Dude, Where's My Ambien?

Two weeks ago Harvard professor Elizabeth Warren, who's been heading up the congressional panel overseeing bailout money spending was interviewed on PBS. In her answer to the first question, Warren pointed out that while the catastrophe was stopped, the underlying Wall Street regulations aren't changing. In her words,
"nobody goes to bed now and worried that, when we wake up tomorrow morning—that—that markets will have disappeared"
This was aired on Friday, Nov. 13. Two weeks later we had the Dubai scare. The timing, the geo-location (western banks financing the middle east) and market segment (commercial real estate) of the Dubai event match the coordinates in recent warnings by Roubini and Prechter. Also, as one commentator has mentioned, large construction projects are where economies go to die. Commentators were enlisted to scribe duty out of their holiday vacations. Can you blame anyone for losing sleep?

No, markets have not disappeared. But two weeks after her worthy interview aired, I'll bet an Emirate Dinar Ms. Warren would have rephrased her "Not Losing Sleep Over Disappearing Markets" if she was to be interviewed today.

This is how much things have shifted in two weeks.

Sunday, November 22, 2009

Upadana's Role in the Mortgage Crisis

An article in LA Times covers research on the effect of moral beliefs and emotional background on defaulting on a home loan.
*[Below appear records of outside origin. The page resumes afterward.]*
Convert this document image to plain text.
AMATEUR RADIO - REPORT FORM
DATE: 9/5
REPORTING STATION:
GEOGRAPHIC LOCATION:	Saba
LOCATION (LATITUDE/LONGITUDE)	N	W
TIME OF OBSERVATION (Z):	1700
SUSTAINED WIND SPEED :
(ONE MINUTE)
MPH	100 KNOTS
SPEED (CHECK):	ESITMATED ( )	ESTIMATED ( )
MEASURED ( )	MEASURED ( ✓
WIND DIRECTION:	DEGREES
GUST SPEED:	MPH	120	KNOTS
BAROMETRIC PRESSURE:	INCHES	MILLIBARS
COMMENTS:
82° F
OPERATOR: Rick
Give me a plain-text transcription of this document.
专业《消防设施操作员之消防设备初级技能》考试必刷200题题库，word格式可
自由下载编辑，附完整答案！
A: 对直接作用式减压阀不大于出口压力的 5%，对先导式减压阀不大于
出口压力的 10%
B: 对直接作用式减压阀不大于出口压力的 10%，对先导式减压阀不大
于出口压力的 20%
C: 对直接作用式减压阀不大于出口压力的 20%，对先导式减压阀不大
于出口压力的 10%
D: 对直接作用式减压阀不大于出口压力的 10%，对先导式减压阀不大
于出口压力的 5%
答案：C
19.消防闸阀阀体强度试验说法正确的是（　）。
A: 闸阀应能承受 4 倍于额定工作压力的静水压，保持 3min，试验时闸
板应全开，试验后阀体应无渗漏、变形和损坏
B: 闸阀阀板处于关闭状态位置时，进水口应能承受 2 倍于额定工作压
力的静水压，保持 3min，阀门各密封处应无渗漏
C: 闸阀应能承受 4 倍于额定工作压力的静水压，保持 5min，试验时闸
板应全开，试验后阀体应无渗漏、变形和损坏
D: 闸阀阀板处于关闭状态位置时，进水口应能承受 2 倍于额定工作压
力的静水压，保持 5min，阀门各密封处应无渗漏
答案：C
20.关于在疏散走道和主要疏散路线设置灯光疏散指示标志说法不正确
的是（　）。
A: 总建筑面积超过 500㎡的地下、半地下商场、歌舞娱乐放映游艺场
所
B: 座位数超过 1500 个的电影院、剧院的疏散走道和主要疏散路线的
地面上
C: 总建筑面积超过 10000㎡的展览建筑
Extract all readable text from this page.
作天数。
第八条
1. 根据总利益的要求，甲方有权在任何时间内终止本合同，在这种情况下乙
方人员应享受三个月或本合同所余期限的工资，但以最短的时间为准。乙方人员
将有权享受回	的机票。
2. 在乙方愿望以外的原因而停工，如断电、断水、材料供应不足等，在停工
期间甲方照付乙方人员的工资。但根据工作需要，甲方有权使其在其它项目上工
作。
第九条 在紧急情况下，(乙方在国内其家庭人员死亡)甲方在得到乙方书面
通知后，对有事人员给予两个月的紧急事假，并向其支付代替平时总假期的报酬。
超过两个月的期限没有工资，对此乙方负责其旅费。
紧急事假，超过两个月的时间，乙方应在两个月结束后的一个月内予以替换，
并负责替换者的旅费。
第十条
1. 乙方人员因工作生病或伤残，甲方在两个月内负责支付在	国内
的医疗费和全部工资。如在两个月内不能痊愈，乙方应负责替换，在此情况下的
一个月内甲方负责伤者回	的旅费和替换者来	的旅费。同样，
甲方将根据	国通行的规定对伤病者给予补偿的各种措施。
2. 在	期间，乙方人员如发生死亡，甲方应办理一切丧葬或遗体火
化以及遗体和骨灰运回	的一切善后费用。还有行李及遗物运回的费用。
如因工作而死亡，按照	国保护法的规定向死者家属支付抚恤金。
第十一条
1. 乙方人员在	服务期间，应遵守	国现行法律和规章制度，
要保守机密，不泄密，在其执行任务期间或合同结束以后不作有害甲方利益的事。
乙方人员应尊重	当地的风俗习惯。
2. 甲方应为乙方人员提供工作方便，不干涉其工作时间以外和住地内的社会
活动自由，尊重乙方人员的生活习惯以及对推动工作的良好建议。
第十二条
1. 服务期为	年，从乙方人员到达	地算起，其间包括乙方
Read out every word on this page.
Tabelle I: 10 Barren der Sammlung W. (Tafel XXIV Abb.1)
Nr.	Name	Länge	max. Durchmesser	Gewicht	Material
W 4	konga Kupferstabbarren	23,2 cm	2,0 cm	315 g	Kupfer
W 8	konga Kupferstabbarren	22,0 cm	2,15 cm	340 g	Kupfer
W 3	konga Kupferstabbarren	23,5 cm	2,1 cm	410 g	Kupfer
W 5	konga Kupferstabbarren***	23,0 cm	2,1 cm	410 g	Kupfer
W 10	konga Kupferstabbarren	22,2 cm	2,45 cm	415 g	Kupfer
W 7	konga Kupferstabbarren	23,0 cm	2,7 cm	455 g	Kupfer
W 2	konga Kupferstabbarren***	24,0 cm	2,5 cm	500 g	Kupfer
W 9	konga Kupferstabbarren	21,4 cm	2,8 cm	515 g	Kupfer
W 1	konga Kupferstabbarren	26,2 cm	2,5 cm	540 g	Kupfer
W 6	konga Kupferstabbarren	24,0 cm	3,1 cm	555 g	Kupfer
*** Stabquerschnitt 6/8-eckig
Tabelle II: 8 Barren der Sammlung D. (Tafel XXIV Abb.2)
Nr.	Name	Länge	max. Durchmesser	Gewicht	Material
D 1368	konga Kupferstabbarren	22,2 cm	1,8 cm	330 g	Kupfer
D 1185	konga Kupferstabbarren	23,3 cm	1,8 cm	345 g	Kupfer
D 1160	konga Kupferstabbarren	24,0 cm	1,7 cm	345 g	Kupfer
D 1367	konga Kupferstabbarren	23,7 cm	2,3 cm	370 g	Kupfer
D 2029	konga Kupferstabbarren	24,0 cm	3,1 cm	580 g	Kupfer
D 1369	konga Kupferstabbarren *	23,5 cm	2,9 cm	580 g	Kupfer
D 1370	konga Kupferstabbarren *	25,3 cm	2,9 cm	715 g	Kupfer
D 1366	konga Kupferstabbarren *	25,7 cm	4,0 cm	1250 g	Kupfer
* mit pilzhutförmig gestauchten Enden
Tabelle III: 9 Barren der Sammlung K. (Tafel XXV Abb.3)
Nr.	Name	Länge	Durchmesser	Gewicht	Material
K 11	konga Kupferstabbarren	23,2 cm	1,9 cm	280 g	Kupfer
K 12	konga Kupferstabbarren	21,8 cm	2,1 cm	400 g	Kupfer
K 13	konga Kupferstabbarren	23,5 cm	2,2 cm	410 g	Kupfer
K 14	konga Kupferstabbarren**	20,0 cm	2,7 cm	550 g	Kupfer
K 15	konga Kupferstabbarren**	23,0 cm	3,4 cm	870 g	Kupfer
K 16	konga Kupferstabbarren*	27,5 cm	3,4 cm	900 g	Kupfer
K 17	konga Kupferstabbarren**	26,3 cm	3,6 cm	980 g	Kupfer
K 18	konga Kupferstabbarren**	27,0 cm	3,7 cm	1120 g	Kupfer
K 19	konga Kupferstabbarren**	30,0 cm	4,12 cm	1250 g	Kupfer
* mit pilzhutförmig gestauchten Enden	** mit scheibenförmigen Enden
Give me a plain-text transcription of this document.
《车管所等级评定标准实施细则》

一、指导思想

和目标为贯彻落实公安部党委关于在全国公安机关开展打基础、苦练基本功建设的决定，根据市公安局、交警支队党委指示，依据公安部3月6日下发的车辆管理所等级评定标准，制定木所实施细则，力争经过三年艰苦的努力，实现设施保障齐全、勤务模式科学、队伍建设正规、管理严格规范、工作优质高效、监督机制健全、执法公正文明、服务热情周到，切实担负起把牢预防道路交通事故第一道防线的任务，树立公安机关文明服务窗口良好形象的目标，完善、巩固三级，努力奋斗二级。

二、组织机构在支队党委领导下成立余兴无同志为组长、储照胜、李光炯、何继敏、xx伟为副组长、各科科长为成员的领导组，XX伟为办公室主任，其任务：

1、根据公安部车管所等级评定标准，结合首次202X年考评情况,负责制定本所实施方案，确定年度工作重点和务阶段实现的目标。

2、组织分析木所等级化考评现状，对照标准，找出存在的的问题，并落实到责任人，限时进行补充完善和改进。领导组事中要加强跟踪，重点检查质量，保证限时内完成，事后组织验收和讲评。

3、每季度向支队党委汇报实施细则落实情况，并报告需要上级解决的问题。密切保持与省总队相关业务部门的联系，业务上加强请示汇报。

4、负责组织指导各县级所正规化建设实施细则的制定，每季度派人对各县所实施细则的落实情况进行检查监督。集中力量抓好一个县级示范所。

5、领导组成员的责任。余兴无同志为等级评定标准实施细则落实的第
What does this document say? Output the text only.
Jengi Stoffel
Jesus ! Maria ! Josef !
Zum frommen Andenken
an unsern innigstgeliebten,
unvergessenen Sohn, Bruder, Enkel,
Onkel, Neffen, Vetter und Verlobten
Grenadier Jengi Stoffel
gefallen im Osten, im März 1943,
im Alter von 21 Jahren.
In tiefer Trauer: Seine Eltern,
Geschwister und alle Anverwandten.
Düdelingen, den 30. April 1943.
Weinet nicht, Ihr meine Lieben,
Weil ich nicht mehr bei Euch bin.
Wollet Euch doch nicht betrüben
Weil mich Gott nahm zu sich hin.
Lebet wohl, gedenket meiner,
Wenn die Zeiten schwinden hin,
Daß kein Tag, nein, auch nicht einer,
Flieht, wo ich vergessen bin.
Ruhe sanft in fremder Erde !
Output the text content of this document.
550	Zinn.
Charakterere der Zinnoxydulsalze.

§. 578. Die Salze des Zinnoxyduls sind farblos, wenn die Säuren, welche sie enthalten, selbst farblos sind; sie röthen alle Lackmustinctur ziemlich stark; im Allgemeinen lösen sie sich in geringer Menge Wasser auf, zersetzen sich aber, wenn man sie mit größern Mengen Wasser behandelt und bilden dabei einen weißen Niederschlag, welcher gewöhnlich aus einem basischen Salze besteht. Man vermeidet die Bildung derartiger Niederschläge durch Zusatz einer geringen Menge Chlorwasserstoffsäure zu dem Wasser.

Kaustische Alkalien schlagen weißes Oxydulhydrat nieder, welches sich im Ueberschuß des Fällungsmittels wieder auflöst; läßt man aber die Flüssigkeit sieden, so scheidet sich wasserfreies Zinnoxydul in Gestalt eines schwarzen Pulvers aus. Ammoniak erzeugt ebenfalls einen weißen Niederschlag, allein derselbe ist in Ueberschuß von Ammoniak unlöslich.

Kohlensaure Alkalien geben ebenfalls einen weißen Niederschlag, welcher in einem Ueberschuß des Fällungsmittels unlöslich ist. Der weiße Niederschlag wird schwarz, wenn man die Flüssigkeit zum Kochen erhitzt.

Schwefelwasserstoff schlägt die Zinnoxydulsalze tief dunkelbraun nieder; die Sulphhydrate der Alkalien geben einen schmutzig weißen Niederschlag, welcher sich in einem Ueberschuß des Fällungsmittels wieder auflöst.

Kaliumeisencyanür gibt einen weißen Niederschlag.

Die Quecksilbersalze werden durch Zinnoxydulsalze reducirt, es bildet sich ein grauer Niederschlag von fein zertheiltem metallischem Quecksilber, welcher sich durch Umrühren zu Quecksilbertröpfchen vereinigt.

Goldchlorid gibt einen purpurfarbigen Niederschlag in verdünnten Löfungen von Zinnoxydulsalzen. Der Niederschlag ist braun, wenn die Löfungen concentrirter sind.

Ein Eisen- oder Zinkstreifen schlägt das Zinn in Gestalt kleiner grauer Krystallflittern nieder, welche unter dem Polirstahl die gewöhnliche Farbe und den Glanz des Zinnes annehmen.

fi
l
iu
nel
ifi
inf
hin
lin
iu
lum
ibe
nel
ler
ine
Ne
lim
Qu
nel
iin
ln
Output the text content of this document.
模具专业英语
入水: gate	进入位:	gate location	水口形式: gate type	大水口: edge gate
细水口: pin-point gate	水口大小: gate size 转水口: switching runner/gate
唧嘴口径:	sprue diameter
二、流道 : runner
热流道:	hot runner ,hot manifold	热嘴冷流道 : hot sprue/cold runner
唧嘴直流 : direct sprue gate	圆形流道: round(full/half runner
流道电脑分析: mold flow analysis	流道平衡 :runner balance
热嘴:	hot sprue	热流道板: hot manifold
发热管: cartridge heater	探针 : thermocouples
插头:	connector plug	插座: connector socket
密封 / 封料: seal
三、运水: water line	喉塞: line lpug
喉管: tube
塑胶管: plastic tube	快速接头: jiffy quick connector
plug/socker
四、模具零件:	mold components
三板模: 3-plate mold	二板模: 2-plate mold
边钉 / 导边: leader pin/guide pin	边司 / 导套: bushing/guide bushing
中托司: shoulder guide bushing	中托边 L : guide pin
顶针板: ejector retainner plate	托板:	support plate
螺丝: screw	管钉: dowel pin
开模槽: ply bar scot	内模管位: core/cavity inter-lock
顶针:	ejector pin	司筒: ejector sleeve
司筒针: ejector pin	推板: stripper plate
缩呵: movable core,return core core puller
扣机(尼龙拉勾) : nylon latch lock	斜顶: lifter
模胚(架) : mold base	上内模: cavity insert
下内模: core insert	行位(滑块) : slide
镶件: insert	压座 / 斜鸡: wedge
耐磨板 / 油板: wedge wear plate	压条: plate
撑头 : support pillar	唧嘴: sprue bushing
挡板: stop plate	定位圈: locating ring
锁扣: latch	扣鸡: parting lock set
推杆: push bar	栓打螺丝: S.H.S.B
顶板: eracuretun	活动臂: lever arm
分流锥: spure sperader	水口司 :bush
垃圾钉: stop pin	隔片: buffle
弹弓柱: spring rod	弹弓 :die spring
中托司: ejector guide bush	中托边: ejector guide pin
LAtimes.com:
"When push comes to shoving your loved ones out the door, Bob Hunt of Keller Williams O.C. Coastal Realty in San Clemente says the moral duty to protect your family outweighs the moral duty to repay the loan.

'Promise keeping is not the highest moral value,' said Hunt, who before his real estate career taught ethics and logic at the University of Redlands. 'If I promised to lend you my gun and you are now in a clearly dangerous psychotic stage, breaking my promise would be the right thing to do, not the wrong thing.'"
Another interesting aspect that comes up is the opportunity to measure attachment, a loaded term in the Hindu tradition and one of the causes of human suffering in Buddhism (Wikipedia on Upadana):
There are some interesting variables. For example, although the biggest determinant is equity shortfall, another major consideration is people's attachment to their homes, with folks who bought more than five years ago far less likely to default.
Interesting hat, thanks to the housing crisis, attachment and the suffering it causes can be so scientifically measured.